Any one with any actual engine experience knows that any engine operated continuously at high power won’t last nearly as long, from Sportfisherman Diesels to motorcycles, amy internal combustion engine that’s not seriously derated, a derated motor at 100% really isn’t at 100% of coiurse.

So far as Lycoming high power cruise, I don’t remember seeing any cruise power charts for higher than 75%.

‘High power loads everything in the engine to higher levels. bearings, rings, most everything, it’s not just temps, but temps are a large part of it. RPM does increase wear as there is more kinetic energy in the rotating components, and they stop and change direction often, and higher kinetic energy equates to higher bearing loads.

‘You’ll argue of course, but you can’t develop rated power in a NA engine LOP, and if you use ROP charts to determine power setting LOP, your not developing near chart power.

‘So how do you determine LOP percent power? Other than comparing air speeds achieved with chart settings I haven’t idea.

Most aircraft are NA, and most aircraft cruise at a altitude where actual high power isn’t possible 

Actual engine experience would dictate that one understands the fundamental difference between various internal combustion engines. I’ve rebuilt number a number of engines on a number of different machines. I’ve seen air cooled twins hole pistons at moderate power settings.

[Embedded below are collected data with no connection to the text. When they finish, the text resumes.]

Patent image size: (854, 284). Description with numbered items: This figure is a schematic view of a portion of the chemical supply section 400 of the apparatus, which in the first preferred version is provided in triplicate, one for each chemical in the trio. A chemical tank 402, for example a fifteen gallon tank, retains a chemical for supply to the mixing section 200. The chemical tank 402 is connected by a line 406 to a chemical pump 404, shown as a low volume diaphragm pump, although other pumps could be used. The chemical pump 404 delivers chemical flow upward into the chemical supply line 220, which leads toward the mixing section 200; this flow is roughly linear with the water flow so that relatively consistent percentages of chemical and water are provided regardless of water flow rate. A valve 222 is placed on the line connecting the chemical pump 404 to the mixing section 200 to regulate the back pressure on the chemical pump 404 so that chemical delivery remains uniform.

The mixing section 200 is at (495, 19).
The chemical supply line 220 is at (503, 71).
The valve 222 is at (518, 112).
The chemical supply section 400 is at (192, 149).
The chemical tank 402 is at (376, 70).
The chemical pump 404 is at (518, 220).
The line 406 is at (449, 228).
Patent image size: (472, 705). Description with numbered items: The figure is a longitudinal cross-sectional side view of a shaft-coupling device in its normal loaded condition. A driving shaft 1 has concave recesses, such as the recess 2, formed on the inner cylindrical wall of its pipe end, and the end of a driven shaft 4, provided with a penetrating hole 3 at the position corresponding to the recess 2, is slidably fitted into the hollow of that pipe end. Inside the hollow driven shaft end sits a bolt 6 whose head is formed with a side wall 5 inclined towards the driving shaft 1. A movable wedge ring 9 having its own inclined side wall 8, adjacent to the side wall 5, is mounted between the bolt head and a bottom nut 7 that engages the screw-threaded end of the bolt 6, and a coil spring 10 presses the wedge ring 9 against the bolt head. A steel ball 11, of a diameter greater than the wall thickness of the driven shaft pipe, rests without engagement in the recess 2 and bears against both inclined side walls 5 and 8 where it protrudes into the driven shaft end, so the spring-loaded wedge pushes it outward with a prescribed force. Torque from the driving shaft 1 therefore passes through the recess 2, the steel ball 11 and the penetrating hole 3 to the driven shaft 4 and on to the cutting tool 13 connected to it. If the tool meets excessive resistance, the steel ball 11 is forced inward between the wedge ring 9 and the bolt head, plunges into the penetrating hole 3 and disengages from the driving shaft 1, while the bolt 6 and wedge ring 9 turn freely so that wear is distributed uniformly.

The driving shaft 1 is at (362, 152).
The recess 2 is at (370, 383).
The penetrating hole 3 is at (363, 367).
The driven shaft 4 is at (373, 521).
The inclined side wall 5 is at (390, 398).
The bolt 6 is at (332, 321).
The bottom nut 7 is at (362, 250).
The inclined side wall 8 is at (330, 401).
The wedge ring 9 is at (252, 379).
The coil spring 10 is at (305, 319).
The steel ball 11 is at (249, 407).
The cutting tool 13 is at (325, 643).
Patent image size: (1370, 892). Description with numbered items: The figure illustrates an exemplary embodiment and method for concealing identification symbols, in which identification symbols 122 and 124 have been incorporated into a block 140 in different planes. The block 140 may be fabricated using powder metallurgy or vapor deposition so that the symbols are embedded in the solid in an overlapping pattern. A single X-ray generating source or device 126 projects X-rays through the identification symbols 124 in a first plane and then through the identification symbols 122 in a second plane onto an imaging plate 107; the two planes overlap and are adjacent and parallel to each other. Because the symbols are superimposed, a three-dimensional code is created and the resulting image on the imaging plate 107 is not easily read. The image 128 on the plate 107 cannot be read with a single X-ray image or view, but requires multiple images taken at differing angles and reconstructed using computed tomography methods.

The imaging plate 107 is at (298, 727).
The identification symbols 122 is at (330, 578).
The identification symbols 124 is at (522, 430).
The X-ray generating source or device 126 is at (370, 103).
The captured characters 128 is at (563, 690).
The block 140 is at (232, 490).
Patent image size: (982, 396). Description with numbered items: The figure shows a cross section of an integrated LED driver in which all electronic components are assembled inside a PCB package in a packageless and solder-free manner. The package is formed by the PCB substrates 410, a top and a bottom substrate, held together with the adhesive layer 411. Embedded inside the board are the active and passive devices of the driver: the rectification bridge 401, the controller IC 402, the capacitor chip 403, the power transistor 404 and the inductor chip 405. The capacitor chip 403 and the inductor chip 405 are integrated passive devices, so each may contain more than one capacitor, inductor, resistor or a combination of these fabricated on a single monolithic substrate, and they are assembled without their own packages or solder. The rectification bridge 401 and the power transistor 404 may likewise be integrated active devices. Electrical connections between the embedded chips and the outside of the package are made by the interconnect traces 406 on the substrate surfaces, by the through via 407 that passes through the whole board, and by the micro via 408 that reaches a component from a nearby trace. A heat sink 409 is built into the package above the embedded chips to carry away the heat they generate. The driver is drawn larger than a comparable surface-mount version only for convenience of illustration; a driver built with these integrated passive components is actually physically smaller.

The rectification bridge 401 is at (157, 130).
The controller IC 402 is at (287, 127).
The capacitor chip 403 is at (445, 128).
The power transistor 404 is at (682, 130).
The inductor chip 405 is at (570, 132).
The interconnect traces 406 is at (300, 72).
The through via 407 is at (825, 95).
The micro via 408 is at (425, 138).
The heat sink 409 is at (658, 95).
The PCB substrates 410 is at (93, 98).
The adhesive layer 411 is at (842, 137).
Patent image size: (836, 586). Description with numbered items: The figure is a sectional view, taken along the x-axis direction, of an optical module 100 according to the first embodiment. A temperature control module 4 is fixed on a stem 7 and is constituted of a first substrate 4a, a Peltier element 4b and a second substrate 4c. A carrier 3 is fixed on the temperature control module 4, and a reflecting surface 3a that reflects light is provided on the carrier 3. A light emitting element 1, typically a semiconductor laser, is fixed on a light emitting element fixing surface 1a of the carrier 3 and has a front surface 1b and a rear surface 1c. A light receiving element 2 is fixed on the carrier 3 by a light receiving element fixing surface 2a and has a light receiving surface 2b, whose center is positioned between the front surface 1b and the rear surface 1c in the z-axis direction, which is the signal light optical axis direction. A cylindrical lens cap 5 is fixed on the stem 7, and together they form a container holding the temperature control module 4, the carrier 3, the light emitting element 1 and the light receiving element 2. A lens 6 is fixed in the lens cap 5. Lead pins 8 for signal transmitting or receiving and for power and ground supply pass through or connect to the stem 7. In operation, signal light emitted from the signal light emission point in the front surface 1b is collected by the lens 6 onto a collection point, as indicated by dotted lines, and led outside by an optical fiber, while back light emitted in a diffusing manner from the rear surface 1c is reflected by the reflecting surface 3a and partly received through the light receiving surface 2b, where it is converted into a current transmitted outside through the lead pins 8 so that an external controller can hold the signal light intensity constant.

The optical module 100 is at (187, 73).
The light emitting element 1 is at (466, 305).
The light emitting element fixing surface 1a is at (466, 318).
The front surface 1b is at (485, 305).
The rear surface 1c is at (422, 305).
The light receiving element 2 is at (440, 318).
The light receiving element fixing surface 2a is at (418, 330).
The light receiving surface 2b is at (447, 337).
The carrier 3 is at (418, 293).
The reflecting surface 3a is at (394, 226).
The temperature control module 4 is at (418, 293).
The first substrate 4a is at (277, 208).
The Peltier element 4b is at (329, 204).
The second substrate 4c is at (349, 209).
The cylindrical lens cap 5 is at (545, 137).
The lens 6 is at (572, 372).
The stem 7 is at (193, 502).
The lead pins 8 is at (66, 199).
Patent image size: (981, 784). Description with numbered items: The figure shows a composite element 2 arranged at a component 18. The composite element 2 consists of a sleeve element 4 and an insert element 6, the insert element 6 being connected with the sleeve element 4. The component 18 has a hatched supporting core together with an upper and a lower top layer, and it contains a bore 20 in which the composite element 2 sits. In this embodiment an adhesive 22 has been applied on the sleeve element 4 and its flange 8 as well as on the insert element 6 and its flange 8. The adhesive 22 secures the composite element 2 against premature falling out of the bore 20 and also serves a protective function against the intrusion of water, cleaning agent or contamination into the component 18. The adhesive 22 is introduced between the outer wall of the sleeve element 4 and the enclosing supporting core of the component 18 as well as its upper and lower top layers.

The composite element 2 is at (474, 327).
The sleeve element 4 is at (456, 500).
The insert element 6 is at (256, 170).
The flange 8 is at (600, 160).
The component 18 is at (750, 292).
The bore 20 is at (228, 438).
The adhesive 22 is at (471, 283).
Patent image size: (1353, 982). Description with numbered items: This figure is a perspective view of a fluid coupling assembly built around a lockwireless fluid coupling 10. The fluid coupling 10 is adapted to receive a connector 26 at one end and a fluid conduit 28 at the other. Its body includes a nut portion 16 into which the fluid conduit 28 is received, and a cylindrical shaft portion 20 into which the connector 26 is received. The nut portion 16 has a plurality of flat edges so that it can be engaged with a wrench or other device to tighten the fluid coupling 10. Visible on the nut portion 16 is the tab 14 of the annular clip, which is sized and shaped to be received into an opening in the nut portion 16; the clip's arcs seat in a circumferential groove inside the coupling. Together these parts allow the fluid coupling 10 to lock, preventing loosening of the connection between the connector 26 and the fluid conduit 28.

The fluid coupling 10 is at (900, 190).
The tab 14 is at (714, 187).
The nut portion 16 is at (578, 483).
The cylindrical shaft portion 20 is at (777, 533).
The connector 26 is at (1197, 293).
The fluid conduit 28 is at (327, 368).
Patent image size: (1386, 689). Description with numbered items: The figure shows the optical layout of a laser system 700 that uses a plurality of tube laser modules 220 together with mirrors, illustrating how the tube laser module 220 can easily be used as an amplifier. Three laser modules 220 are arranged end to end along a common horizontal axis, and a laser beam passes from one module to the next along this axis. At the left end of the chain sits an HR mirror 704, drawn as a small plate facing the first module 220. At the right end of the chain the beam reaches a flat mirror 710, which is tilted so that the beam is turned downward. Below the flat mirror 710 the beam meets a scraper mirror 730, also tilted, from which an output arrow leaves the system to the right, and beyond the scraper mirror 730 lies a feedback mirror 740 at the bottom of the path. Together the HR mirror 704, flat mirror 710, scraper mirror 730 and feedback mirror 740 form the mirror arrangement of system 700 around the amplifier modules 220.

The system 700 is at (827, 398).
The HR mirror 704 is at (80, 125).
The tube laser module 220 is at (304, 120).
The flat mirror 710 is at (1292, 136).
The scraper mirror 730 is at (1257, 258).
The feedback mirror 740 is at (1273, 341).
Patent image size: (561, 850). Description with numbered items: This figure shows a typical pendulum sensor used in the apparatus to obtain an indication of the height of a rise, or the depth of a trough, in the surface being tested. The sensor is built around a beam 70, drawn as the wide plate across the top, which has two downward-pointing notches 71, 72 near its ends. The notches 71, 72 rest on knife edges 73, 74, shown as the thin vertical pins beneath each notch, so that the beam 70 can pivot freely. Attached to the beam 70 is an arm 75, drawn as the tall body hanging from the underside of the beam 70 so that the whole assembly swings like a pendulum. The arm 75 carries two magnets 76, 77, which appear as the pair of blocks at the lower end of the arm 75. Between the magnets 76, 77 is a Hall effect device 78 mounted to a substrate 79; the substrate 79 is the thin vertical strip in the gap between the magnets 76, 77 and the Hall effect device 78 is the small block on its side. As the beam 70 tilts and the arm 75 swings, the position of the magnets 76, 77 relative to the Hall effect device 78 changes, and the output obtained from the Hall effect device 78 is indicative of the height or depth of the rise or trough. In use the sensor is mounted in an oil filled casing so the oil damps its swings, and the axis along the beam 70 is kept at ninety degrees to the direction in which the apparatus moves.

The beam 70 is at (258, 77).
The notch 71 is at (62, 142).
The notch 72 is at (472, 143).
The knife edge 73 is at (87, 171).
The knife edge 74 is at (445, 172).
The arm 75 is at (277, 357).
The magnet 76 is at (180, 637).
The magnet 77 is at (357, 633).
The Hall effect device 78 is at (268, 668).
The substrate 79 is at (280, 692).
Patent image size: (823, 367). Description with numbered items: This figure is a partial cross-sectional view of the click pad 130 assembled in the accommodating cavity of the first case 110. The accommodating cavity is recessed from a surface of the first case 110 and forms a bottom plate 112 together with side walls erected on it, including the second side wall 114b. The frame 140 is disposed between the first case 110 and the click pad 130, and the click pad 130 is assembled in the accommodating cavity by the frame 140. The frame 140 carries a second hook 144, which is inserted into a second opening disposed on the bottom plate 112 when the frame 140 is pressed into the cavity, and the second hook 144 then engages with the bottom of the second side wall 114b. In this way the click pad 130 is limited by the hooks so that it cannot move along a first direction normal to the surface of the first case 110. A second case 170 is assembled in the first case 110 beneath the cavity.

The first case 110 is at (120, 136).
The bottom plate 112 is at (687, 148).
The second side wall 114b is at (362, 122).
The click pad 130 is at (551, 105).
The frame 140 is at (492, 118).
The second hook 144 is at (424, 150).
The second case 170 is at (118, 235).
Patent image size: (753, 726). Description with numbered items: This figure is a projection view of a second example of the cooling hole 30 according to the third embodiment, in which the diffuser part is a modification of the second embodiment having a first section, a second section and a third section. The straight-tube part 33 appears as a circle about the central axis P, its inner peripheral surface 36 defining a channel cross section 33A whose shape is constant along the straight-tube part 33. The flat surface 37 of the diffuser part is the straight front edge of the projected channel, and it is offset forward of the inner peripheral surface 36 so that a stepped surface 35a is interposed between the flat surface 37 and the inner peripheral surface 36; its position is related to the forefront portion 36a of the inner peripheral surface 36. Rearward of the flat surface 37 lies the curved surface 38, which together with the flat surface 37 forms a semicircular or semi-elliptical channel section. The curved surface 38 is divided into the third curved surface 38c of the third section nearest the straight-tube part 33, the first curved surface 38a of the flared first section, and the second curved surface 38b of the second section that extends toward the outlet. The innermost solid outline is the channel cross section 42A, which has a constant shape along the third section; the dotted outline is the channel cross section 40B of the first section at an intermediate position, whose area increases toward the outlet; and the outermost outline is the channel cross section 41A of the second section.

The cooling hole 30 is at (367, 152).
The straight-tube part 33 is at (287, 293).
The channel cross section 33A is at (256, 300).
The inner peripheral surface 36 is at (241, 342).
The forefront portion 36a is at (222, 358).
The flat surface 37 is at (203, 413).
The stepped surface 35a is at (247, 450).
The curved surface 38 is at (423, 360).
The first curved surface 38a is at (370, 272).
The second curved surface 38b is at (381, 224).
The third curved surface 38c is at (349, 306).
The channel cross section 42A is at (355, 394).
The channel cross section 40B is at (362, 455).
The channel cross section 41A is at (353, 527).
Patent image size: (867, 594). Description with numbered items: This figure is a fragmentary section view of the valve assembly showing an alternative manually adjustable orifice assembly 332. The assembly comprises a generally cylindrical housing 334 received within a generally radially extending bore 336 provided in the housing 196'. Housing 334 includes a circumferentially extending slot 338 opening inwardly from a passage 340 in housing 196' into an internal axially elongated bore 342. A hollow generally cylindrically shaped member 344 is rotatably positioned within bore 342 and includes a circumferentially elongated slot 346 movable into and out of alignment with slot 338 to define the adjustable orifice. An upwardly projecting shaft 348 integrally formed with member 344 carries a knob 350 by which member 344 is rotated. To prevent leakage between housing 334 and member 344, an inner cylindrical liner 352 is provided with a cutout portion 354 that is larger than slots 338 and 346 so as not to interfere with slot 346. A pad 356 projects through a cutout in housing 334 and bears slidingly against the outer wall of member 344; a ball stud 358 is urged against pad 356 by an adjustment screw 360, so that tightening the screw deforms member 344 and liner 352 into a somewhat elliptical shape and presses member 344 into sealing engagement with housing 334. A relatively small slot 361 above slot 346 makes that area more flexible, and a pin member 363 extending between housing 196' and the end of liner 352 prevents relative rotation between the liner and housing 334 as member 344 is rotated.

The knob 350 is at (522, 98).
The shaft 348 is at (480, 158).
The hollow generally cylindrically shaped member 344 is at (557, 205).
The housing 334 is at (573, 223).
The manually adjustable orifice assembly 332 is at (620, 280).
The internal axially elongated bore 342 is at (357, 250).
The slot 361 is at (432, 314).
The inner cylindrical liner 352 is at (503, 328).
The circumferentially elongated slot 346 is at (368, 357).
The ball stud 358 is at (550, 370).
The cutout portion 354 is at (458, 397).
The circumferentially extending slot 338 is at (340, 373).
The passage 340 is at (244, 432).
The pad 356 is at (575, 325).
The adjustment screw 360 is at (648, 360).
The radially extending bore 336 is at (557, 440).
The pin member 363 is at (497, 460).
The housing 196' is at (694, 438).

We are talking about aeroengines specifically aeroengines with constant speed props. Here’s a simple question  using a normaly aspirated IO360 as an example - On climb out of a pilot reduces RPM from 2700 to 2500 how does that affect internal cylinder pressure?

 

LOP power can be approximated by fuel flow with reasonable accuracy  since all of the fuel is being consumed is used to make power. There is no surplus fuel being used to slow the combustion event.  I have verified this against ROP settings. You’re right, I cannot run 100% LOP.  Max power I can run lean of peak is right around 80% and that’s down low on a cold high pressure day. Maybe a little more with ram air open. I can easily run 70% power LOP I can also run 70% power ROP. The only difference is I save a little over a gallon an hour on the lean side and that the engine runs cooler. The downside being that I can never make as much power at a given altitude LOP as I can ROP. This problem is much diminished for turbo operators.  As an NA operator I takeoff and climb on the rich side. I’ve then lean for the best combination of power and BSFC. I’m on the East Coast and operate my aircraft between sea level and 12,500. As I climb from sea level up to cruise alt I transition from LOP to Peak to ROP depending on where I stop the climb.  Air is in short supply as you get higher so I use all of it for combustion and only need a small amount of surplus fuel to control the combustion event. Air is not in short supply down low so I use all of the gas for combustion and control the combustion event with surplus air.  This works out well considering it requires a great deal more fuel to manage the combustion event at the high power levels required to go fast at low altitude.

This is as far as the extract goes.